Mengumpulkan dua tapak tangan. Lalu ditiup dan dibacakan surat Al Ikhlas, Al Falaq dan An Naas. Kemudian dengan dua tapak tangan mengusap tubuh yang dapat dijangkau, dimulai dari kepala, wajah dan tubuh bagian depan. Kemudian hal ini diulang sampai tiga kali.[1]
بِسْمِ اللَّهِ الرَّحْمَنِ الرَّحِيمِ
قُلْ هُوَ اللَّهُ أَحَدٌ اللَّهُ الصَّمَدُ لَمْ يَلِدْ وَلَمْ يُولَدْ وَلَمْ يَكُن لَّهُ كُفُوًا أَحَدٌ
“Dengan menyebut nama Allah Yang Maha Pengasih lagi Maha Penyayang. Katakanlah: Dialah Allah, Yang Maha Esa. Allah adalah Ilah yang bergantung kepada- Nya segala urusan. Dia tidak beranak dan tiada pula diperanakkan, dan tidak ada seorang pun yang setara dengan Dia.” (QS. Al Ikhlas: 1-4)

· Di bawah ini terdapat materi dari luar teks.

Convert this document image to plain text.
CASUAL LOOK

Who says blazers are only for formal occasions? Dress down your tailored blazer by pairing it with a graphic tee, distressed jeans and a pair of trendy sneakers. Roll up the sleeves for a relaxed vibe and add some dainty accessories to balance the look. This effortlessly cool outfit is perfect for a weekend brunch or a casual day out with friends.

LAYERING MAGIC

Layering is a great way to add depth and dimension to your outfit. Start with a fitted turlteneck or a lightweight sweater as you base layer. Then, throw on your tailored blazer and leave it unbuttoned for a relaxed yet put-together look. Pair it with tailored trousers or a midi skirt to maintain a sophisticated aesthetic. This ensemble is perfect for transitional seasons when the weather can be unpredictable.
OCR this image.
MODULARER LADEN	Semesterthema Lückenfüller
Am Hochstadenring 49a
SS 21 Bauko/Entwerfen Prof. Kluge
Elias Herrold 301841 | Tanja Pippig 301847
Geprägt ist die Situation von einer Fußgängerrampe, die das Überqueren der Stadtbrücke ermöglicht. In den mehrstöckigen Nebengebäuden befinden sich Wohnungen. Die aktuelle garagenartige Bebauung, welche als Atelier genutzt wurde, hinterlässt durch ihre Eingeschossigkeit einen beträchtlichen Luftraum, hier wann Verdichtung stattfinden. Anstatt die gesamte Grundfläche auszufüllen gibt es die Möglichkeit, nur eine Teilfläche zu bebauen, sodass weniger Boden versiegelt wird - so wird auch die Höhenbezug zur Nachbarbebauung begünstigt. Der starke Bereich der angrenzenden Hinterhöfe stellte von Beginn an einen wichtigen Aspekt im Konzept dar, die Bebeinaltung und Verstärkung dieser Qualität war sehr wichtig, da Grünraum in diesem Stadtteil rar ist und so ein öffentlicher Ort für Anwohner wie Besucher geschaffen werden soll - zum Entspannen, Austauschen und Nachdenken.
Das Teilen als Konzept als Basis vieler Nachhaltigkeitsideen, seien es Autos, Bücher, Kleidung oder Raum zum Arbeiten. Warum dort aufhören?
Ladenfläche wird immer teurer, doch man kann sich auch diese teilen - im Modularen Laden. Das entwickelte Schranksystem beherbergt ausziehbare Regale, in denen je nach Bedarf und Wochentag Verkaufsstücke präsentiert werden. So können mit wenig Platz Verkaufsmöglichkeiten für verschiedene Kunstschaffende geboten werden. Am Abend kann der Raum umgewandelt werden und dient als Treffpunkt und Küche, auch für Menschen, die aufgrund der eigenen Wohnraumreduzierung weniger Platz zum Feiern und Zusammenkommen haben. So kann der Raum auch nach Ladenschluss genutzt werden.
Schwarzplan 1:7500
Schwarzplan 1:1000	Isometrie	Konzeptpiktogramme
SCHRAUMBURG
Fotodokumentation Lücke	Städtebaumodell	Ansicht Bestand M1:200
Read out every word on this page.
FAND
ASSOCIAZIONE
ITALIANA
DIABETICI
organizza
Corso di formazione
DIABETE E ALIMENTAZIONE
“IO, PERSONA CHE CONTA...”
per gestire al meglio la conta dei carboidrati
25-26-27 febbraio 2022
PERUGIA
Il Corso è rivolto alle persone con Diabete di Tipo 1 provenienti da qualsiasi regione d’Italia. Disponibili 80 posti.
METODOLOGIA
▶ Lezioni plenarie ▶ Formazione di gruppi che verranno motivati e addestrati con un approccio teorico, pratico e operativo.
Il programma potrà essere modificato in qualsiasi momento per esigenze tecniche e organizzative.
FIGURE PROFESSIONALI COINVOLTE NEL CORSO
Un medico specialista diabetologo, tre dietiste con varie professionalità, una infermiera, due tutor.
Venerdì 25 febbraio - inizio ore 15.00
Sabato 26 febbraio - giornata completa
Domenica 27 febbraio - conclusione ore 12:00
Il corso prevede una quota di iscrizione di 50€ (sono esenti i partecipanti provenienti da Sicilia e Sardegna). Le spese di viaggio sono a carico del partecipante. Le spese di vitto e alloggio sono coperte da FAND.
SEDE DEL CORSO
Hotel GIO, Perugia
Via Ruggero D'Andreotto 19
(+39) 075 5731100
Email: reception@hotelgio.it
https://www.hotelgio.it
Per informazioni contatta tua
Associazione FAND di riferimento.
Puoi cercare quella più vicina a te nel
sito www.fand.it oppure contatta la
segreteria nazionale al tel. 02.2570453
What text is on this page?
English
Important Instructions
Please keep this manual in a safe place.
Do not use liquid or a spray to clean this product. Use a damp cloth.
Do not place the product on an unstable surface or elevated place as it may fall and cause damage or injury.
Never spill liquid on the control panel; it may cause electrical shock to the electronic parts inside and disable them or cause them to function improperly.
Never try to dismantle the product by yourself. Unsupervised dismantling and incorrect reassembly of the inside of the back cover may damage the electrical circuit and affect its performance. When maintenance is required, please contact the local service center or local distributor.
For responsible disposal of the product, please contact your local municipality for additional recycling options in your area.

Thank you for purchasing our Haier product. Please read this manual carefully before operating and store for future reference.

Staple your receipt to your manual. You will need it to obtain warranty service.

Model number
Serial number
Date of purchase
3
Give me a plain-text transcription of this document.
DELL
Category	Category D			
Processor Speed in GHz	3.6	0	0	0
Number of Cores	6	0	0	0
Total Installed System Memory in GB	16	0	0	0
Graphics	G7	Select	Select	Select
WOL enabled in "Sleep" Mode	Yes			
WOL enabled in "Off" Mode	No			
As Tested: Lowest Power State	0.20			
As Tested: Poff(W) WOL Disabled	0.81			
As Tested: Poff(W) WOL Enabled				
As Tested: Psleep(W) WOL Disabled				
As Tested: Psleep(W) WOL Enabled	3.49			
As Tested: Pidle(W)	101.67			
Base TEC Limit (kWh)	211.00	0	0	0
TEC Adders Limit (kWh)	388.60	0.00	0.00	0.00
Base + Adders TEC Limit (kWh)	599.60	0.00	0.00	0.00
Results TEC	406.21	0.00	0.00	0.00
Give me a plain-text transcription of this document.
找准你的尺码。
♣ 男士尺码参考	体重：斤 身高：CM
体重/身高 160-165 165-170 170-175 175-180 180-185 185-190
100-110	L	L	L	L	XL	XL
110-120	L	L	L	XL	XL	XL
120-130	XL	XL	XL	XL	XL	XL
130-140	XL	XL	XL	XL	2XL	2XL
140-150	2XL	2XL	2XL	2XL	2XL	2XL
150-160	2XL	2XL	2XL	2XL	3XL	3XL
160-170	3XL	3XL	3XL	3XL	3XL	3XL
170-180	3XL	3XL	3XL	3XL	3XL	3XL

بِسْمِ اللَّهِ الرَّحْمَنِ الرَّحِيمِ
قُلْ أَعُوذُ بِرَبِّ الْفَلَقِ مِن شَرِّ مَا خَلَقَ وَمِن شَرِّ غَاسِقٍ إِذَا وَقَبَ وَمِن شَرِّ النَّفَّاثَاتِ فِي الْعُقَدِ  وَمِن شَرِّ حَاسِدٍ إِذَا حَسَدَ
“Dengan menyebut nama Allah Yang Maha Pengasih lagi Maha Penyayang. Katakanlah: Aku berlindung kepada Rabb yang menguasai Subuh, dari kejahatan makhluk-Nya, dan dari kejahatan malam apabila telah gelap gulita, dan dari kejahatan-kejahatan wanita tukang sihir yang menghembus pada buhul-buhul, dan dari kejahatan orang yang dengki apabila ia dengki”. (QS. Al Falaq: 1-5)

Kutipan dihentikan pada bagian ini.